Educating through monitoring kiosk
To qualify for the funding, schools must use the monitoring system that is typically installed with solar photovoltaic (PV) panels for education. Lava Ridge Elementary turned to Locus Energy, a specialist in monitoring systems.
The school ordered the Locus LGate 360 bundle, which includes monitoring hardware and cloud-based monitoring software that can be accessed from a physical kiosk, as well as online. The school chose Locus’ product because of the user-friendly interface of its software and its competitive pricing. With students of all ages using the software in their studies, finding a system that was easy to understand and visually appealing was critical, staff members said.

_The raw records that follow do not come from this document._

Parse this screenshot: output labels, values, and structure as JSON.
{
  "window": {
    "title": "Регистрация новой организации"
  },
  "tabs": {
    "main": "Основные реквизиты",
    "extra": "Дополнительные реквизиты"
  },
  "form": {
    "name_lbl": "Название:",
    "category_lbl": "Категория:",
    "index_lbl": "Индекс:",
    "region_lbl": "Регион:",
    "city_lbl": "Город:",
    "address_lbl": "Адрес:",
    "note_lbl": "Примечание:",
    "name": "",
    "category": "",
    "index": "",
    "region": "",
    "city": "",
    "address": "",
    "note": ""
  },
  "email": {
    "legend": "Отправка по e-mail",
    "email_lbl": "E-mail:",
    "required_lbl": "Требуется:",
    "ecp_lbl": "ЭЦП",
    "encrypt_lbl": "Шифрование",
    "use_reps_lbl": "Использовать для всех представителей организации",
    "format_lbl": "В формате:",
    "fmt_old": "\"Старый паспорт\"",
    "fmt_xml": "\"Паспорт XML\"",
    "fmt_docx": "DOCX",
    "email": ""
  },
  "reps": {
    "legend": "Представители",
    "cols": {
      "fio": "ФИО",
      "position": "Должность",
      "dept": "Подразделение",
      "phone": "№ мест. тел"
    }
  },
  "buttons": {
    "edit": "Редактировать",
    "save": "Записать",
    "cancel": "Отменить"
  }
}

Today, the kiosk in the lobby allows students, parents and visitors to view the amount of energy that is being produced by the system. All 593 students, who range in grade level from kindergarten to fifth grade, have access to the online interface and use it for classwork and homework on solar energy, which is integrated into the science and math curriculums. For example, students may study how fossil fuel use affects the environment, or use solar data to chart changes in solar production over time.
The solar PV system, along with the accompanying educational component, has had a clear impact on the students, demonstrating the value of introducing solar at a young age as a means of advancing the transition to a green economy, according to the staff. The students are highly engaged with the system and are becoming increasingly interested in solar energy.
“If we can train 560 students to believe in alternative energy, maybe they can go home and share their views with their families and help us get the word out about renewables,” says Jennifer Ketner, a third grade teacher at the school.